I know this type of question comes up a lot, but I've yet to read any compelling arguments to help me make this decision. Please bear with me!

I have a huge database – it grows by about 10,000,000 records per day. The data is relational, and for performance reasons I load the table with BULK COPY. For this reason, I need to generate keys for the rows, and cannot rely on an IDENTITY column.

A 64-bit integer – a bigint – is wide enough for me to use, but in order to guarantee uniqueness, I need a centralised generator to make my IDs for me. I currently have such a generator service which allows a service to reserve X sequence numbers and guarantees no collisions. However, a consequence of this is that all the services I have are reliant on this one centralised generator, and so I'm limited in how I can distribute my system and am not happy about the other dependencies (such as requiring network access) imposed by this design. This has been a problem on occasion.

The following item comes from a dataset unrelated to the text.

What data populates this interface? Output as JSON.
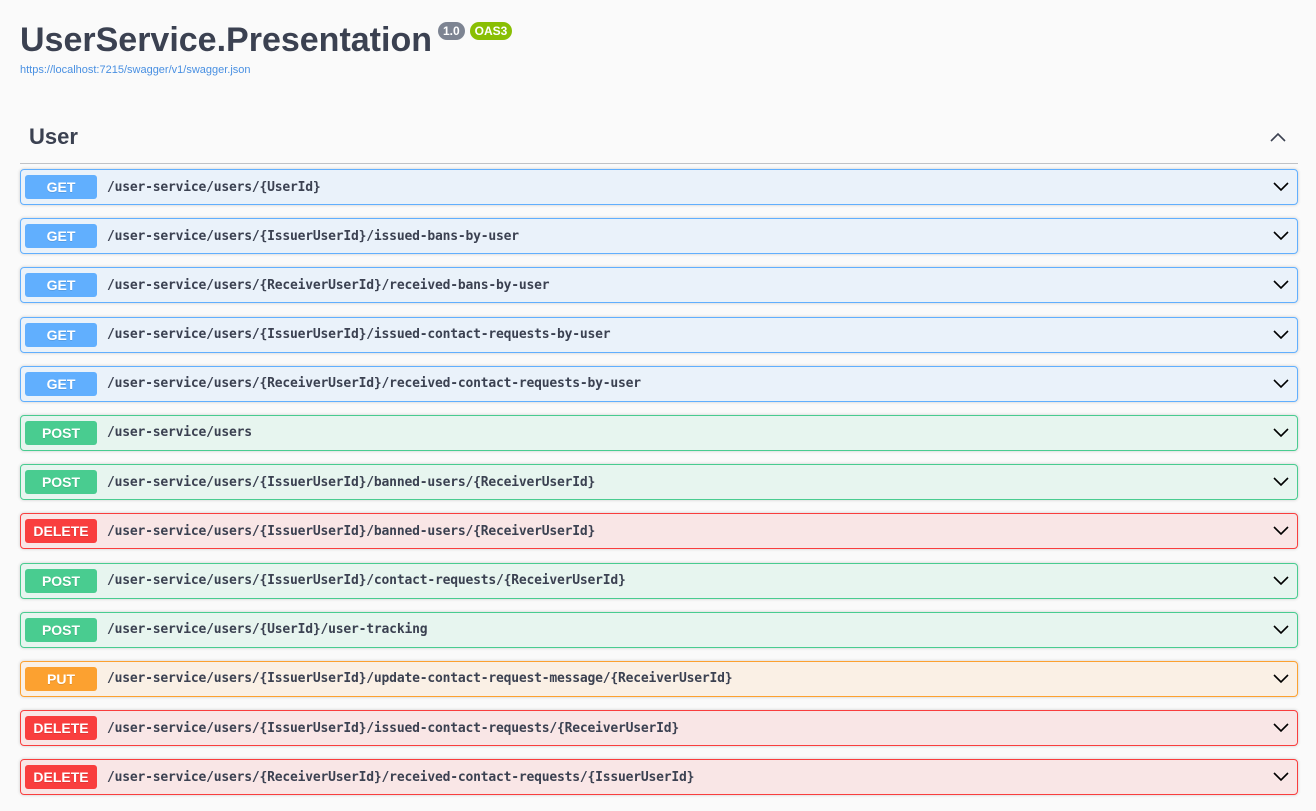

I'm now considering using sequential GUIDs as my primary keys (generated externally to SQL). As far as I've been able to ascertain from my own testing, the only drawback to these is the disk space overhead of a wider data type (which is exacerbated by their use in indexes). I've not witnessed any discernible slowdown in query performance, compared to the bigint alternative. Loading the table with BULK COPY is slightly slower, but not by much. My GUID-based indexes are not becoming fragmented thanks to my sequential GUID implementation.

Basically, what I want to know is if there are any other considerations I may have overlooked. At the moment, I'm inclined to take the leap and start using GUIDs. I'm by no means a database expert, so I'd really appreciate any guidance.

Best Answer

I'm in a similar same situation. Currently, I'm using the sequential GUID approach and have no fragmentation and easy key generation.

I have noticed two disadavantages that caused me to start migrating to bigint:

  1. Space usage. 8 bytes more per index. Multiply that by 10 indexes or so and you get a huge waste of space.
  2. Columnstore indexes do not support GUIDs.

(2) Was the killer for me.

I will now generate my keys like this:

yyMMddHH1234567890

I'll be using a leading date plus hour and having a sequential part after that. That allows me to range-query my data by date without any addition index at all. This is a nice bonus for me.

I'll generate the sequential part of the bigint using a HiLo algorithm that lends itself well to being distributed.

Hope some of this transfers to your situation. I definitely recommend using bigint.